Mehndi artist Farzana Rayani applying henna with a cone.

“While I do festivals, birthday parties and other special events, my most common clients are brides,” says Kalsi. Bridal mehndi is a rite of passage that most Indian brides look forward to. Usually a celebratory evening is dedicated solely to decorating the bride’s hands and feet, and the hands of her close family and friends. “Depending on the complexity of the design, it can take anywhere from four to twelve hours,” Kalsi explains. To obtain the darkest colour possible, the henna is left on for six to eight hours and sometimes even overnight. When the henna is removed, the dyed areas begin to oxidize, causing the mehndi to continuously darken for the next 48 hours.

“There is a myth that the darker the colour gets, the more the mother-in-law will love and cherish the new bride. Most mother-in-laws stress that the mehndi should come out dark. I always joke back that it is their love that will determine the colour,” Kalsi says with a laugh.

Farzana Rayani, a Vancouver mehndi artist who recently relocated to Calgary, says bridal henna was originally used to calm anxious brides. “The cooling properties of the henna drain the body of heat and force the anxious and stressed-out bride to settle down,” she says.

Over time, it has become as much an artistic practice as a therapeutic one.
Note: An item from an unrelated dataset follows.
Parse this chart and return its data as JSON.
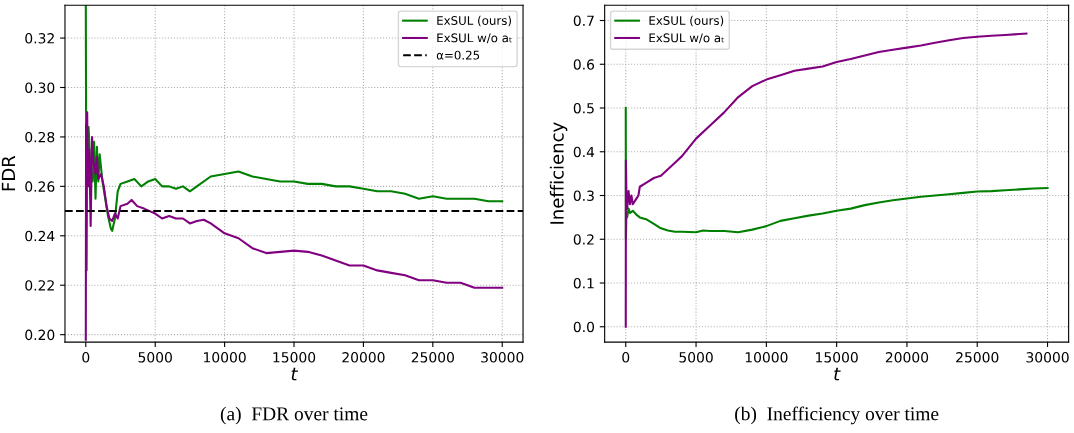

Rayani passionately explains how mehndi is her avenue of expression. “I do it as much for me as I do it for the bride. It’s my zone, my outlet, my meditation. I can just get lost in it,” she says.

Some brides request to have the groom’s initials hidden on their decorated palms—a nod to the old myth that a marriage cannot be consummated until he spots the letters concealed in the design. “Mehndi is considered a huge aphrodisiac,” says Rayani. “Some say it’s the eucalyptus oil, but I think it’s more than that—there is something simply magical about mehndi.” Surely the intricate art will continue to seduce and enchant us for ages to come.